Hz. Peygamber, ashabına bağımsız bir kişilik
kazandırmak için saçı ve sakalı kına veya başka
bir boya maddesi ile boyayabileceklerini bildirdi. Ebû Hüreyre (r.a)'tan
nakledilen bir hadiste şöyle buyurulur: "Yahudi ve Hıristiyanlar
(saçlarını) boyamaz. Siz onların aksini yapınız:
yani saçlarınızı boyayınız" (Buhârî,
Enbiyâ, 50; Libas, 67; Müslim, Libas, 80; Ebû Dâvud, Tereccül, 18;
Nesâî, Zîne, 14). Ancak hadisteki emir bağlayıcı
olmayıp mendupluk bildirir. Nitekim uygulamada Hz. Ebû Bekir, Ömer,
Ali, Ka'b ve Enes (r.anhüm) gibi bazı sahabeler saçlarını
boyamamıştır.
Diğer yandan kullanılacak boyada siyah renk tercih
edilmemelidir. Çünkü saç boyası genellikle yaşlı
erkeklerin beyazlaşan saçları için söz konusu olur. Siyah
renk yaşlı kimseyi, olduğundan çok genç gösterir. Bu
durum kınalama veya boyayı amacından saptırabilir.
Nitekim Mekke'nin fethi günü Hz. Ebû Bekr'in yaşlı
babası Ebû Kuhâfe'nin saçlarının ağaç çiçekleri
gibi beyazlaştığını gören Rasûlüllah (s.a.s)
şöyle buyurmuştur: "Bu beyaz saçı
değiştiriniz ve siyahtan sakınınız" (bk. Ebû
Dâvud, Tereccül, 18; Nesâî, Zîne, 15; Ahmed b. Hanbel, I,165, 356,
II, 261, 499, III,160, 322). Ancak saçı beyazlaşan kimse genç
olursa, onun siyaha boyamasında bir sakınca görülmemiştir.
Nitekim Sa'd b. Ebî Vakkas, Ukbe b. Âmir, Hasan, Hüseyin ve Cerîr gibi
sahabelerin bu rengi tercih ettikleri nakledilmiştir (Yusuf el-Kardâvî,
el-Halâl vel-Harâm fil-Islâm, Terc. Mustafa Varlı, Ankara 1970, s.
102, 103).
Boya malzemesi olarak Allah elçisi kınayı tavsiye
etmiştir: "Saçın beyazlığını
değiştirmek için kullandığınız
şeylerin en iyisi kına ve keten bitkisidir" (Ebû Dâvud,
Tereccül, 18; Tirmizî, Libâs, 20; Nesâî, Zîne, 16; Ibn Mâce,
Libâs, 32; Ahmed b. Hanbel, V, 147, 150, 154). Hz. Enes b. Mâlik, Hz.
Ebû Bekr'in saçlarını kına ve ketenle, Hz. Ömer'in ise
yalnız saf kına ile boyadığını
nakletmiştir (el-Kardâvî, a.g.e., s. 103).

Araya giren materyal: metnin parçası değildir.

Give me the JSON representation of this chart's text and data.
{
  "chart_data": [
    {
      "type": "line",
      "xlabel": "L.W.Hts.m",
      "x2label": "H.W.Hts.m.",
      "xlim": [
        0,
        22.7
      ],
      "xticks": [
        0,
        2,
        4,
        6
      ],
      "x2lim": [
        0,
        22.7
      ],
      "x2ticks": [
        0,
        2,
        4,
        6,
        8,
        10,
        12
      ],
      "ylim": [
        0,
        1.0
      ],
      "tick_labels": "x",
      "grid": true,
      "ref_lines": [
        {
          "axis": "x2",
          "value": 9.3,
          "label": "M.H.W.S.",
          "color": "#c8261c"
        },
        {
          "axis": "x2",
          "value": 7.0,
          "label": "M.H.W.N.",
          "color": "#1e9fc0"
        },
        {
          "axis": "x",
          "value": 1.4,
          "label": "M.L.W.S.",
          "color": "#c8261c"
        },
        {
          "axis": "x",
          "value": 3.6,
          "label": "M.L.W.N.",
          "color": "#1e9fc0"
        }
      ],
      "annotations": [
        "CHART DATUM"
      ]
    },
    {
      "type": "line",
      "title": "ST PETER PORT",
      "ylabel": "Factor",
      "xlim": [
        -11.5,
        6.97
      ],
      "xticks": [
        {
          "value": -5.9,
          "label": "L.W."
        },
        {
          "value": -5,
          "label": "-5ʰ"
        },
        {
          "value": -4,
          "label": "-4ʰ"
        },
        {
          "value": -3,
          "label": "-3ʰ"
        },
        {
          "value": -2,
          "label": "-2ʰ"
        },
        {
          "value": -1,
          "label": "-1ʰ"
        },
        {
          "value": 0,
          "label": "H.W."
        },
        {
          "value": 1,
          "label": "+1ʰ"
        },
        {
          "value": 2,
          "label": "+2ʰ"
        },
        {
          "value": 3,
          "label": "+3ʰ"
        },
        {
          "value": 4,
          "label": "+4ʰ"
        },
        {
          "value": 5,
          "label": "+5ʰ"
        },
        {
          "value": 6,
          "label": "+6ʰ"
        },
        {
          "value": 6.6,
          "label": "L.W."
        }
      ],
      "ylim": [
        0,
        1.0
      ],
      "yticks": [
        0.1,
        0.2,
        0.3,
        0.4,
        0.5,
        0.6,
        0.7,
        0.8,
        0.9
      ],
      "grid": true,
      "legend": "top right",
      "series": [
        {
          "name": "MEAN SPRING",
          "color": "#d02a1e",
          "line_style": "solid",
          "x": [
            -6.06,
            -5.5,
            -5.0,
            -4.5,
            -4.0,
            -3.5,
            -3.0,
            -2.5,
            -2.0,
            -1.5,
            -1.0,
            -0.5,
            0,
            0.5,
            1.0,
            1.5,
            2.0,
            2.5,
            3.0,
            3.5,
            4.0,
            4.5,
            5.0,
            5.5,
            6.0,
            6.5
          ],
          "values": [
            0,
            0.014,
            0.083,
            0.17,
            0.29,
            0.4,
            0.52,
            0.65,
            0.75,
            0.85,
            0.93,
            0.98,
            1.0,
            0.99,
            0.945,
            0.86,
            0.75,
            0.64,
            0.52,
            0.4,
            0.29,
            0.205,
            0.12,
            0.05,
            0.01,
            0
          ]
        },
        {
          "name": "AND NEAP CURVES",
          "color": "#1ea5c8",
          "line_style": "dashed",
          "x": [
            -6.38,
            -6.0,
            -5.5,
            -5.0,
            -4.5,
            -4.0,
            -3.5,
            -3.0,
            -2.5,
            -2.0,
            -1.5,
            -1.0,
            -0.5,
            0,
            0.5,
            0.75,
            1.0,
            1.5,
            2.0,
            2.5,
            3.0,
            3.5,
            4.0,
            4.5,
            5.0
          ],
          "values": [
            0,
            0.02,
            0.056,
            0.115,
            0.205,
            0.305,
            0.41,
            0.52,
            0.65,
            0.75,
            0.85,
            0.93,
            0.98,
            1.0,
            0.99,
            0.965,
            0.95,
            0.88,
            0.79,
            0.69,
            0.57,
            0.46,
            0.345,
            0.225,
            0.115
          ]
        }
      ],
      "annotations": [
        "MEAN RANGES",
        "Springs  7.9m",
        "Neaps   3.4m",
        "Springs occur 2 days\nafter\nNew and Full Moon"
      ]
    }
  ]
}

Sonuç olarak erkek veya kadının beyazlaşan saçlarını
sarı veya kızıl renge boyamaları müstehap görülmüş;
siyaha boyamaları ise, sağlam görüşe göre, caiz
görülmemiştir. Ancak genç kimsenin siyah boya kullanmasında
da bir sakınca yoktur. Diğer yandan boya malzemesi olarak
kına ve vesîme denilen, boya sanayinde kullanılan bir bitkinin
tercih edilmesi tavsiye edilmiştir (Ibn Âbidîn, Reddül-Muhtâr,
Terc. Ahmed Davudoğlu, Istanbul 1982-1988, XV, 378, XVII, 314). El,
ayak veya başa sürülen kınanın katıolan malzemesi
temizlendikten sonra deri veya saçlarda bıraktığı
renk, suyun deriye nüfûzuna engel değildir. Bu yüzden abdest veya
gusle mani olmaz (Ibn Âbidin, a.g.e., I, 224).